Nintendo and Syn Sophia’s Style Savvy series has always offered a number of different sorts of experiences in one package for players. Part of it involves a fashion simulator. It also allows people to run a shop and serve people’s needs. There’s a creative element, as you can typically design your own sorts of outfits. There are also the contests that test your ability to meet guidelines and coordinate. While there isn’t a Nintendo Switch installment just yet, Animal Crossing: New Horizons is surprisingly stepping up to fill that need, as all of the Animal Crossing clothes-related options and opportunities tackle different topics.
First, there’s the general dressing up. Animal Crossing: New Horizons is great about giving people a wide array of items to choose from. A person can wear nine items at once, though they are limited to certain combinations. For example, you can wear glasses and a doctor’s mask at the same time as custom face paint, but adding a wig would remove the mask. Also, leggings, socks, and tights all fall under the same category and can’t be worn at once. Still, there are a wide variety of items, complete with things like backpacks, bags, and wigs. It’s a massive assortment that, combined with different color options and the promise of new clothing for events, could only cause our closets to expand. It delivers on the Style Savvy dream of “owning all the clothing.”

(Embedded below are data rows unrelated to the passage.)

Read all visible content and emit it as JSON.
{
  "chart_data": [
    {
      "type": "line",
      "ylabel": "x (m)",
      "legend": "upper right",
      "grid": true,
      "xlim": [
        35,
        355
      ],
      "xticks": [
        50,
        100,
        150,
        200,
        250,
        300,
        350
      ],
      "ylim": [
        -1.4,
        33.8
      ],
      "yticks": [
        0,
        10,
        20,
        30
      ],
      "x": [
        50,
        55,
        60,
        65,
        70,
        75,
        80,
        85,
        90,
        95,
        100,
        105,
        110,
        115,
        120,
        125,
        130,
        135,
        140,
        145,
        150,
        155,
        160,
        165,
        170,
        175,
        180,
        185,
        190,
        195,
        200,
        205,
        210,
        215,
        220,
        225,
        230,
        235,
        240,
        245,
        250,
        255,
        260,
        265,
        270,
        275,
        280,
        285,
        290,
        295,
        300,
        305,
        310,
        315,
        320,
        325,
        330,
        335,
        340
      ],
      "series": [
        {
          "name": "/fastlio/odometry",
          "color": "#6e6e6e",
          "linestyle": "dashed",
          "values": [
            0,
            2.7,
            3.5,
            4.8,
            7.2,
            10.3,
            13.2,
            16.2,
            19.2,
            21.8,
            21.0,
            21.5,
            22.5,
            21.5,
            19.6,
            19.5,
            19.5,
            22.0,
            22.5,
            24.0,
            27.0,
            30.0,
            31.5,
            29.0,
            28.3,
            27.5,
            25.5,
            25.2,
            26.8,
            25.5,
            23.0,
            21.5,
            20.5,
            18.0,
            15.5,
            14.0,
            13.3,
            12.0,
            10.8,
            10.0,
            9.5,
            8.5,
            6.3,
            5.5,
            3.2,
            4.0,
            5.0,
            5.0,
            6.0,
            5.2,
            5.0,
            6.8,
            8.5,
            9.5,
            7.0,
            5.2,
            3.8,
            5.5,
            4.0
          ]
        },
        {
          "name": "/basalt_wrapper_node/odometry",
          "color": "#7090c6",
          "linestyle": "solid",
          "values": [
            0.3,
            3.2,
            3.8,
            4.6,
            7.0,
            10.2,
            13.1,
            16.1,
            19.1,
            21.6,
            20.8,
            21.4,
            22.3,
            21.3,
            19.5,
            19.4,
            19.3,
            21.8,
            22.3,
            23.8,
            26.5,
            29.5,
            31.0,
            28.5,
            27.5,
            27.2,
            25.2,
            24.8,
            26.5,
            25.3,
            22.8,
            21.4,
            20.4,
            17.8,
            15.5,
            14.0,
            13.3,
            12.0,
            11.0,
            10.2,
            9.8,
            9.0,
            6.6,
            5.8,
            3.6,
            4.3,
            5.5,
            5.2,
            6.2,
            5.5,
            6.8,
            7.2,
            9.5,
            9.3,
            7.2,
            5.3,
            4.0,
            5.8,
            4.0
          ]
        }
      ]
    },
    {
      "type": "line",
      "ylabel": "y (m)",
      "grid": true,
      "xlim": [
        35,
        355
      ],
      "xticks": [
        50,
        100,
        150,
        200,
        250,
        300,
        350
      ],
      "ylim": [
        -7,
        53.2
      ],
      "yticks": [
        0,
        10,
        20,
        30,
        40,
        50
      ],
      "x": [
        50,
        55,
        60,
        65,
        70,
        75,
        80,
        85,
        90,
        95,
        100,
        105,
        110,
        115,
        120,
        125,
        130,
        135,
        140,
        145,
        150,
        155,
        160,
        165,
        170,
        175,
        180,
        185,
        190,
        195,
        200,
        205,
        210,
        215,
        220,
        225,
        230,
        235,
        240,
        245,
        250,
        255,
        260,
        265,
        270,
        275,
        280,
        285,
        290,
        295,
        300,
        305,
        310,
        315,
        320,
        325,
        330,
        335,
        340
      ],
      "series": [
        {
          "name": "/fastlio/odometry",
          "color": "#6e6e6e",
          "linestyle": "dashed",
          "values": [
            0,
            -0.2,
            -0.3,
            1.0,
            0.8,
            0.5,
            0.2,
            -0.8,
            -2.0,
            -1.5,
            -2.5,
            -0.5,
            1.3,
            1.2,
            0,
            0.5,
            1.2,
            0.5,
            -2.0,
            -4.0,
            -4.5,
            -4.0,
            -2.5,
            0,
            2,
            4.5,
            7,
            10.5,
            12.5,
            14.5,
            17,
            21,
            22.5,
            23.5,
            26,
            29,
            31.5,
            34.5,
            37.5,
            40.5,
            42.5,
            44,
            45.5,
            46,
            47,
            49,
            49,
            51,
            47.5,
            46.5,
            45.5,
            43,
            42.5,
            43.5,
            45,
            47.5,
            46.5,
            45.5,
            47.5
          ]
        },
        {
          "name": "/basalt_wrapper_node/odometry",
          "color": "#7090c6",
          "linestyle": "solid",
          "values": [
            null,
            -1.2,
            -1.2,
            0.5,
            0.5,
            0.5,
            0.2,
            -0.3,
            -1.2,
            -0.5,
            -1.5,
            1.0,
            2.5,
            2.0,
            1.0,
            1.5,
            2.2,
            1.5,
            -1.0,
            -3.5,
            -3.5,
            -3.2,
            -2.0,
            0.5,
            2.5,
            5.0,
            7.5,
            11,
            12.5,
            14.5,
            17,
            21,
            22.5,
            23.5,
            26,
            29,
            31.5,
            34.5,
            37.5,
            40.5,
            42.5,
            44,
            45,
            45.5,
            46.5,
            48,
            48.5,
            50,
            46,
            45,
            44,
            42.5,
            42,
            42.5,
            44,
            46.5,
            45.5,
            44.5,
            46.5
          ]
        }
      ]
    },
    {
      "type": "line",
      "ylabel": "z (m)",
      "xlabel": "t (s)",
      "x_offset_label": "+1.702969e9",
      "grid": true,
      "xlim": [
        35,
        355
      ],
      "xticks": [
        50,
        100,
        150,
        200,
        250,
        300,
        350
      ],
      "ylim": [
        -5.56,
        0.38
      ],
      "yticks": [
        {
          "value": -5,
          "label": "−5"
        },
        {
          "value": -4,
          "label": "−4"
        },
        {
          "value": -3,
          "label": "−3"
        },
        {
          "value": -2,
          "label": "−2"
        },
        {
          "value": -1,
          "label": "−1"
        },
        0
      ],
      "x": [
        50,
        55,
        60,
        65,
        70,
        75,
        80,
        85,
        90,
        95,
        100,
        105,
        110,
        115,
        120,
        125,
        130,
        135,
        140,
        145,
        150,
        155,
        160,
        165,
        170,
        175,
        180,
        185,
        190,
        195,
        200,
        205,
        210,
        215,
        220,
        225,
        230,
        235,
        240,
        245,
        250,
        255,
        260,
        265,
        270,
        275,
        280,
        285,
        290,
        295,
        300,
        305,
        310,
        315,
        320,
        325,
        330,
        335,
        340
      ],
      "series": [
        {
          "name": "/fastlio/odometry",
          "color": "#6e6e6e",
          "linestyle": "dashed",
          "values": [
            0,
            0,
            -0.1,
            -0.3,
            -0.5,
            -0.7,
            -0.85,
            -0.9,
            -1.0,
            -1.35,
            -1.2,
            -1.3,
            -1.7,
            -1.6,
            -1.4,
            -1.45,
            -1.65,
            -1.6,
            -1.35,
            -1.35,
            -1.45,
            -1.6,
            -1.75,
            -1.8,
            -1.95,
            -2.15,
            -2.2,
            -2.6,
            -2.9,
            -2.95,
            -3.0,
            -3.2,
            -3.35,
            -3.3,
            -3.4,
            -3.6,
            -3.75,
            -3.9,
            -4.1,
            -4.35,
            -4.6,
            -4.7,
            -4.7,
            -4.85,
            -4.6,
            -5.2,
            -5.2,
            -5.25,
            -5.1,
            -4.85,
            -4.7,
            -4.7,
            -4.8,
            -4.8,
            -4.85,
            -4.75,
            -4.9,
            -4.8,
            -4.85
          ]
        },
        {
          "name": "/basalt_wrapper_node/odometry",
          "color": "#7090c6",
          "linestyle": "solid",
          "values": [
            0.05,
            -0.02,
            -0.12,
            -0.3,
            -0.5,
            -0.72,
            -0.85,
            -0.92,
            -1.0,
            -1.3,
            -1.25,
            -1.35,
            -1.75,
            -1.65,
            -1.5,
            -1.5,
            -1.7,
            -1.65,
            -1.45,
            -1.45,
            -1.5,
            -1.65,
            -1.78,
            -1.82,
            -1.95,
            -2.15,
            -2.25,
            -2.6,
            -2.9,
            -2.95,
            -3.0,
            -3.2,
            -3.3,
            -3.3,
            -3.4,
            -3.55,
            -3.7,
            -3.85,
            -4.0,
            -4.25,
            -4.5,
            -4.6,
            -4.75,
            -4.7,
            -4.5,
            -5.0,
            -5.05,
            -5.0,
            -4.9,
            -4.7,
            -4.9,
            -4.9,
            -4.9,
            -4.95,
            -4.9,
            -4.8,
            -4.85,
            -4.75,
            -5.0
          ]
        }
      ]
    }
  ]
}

Animal Crossing: New Horizons also pulls a Style Savvy by both encouraging and making it easy to change clothing. The fashion series would allow people to create and save preset outfits. This happens with Animal Crossing clothes now too. People can craft or earn magic wands from events. Once they own one, they can head to a wardrobe to create designated outfits. Up to eight outfits can be registered total. You designate every part that will be assigned from items in your inventory and not currently part of another outfit. (These can be swapped out later by choosing to change the items.) You then name the outfit, which is also the exclamation you will say when you change in-game. (Be careful, as everyone will see this word or phrase.) After it is set, you can also choose which clothing item represents it to show as the identifying part.
There’s also the ability to get creative. Animal Crossing, as a series, has long allowed players to customize clothing or pictures to decorate themselves and their towns. Animal Crossing: New Horizons is great about giving people a chance to decorate. There are standard and Pro Designs, which aren’t unusual. The former is one basic design, while the latter lets you customize specific sorts of outfits or hats. You can import old Animal Crossing QR codes from New Leaf and bring them forward.
But the real key is how Able Sisters now takes a Style Savvy approach to sharing. Nintendo’s fashion series allowed people to have a central shop and profile. Animal Crossing: New Horizons outfit codes do that with central codes for each uploaded outfit and a general code for each artist, to make searching simpler. (By the way, you can find Siliconera’s Castlevania, Final Fantasy VII Remake, and Persona 5 outfits online!)
Then, there’s Label. One shared experience between Animal Crossing and Style Savvy is the fashion challenge. People are required to dress up according to a certain theme for a reward. Gracie Grace, a fashionista giraffe, was in charge of such tests in past Animal Crossing games. Here, the third Able sister Label appears to see if people are stylish enough. She’ll show up once Able Sisters is established and will ask you to dress according to a certain theme. She’ll give you one piece of clothing and ask you to coordinate it according to a theme like “formal.” You then have to use what’s in your closet and at the Able Sisters’ to come up with a look and report back. Success means earning an exclusive clothing item and one under 3,000 bell item of your choosing from her sister’s store. Again, it helps capture a shared element from the other series.
It might be a while before Nintendo’s full-time fashion series shows up on the Nintendo Switch. (If, well, it does at all.) But Animal Crossing: New Horizons is really stepping up. The game continually goes out of its way to make fashion, whether it is designing or wearing it, fun. Not to mention, even at the outset, the array of Animal Crossing clothing available is really solid.
Animal Crossing: New Horizons is available for the Nintendo Switch.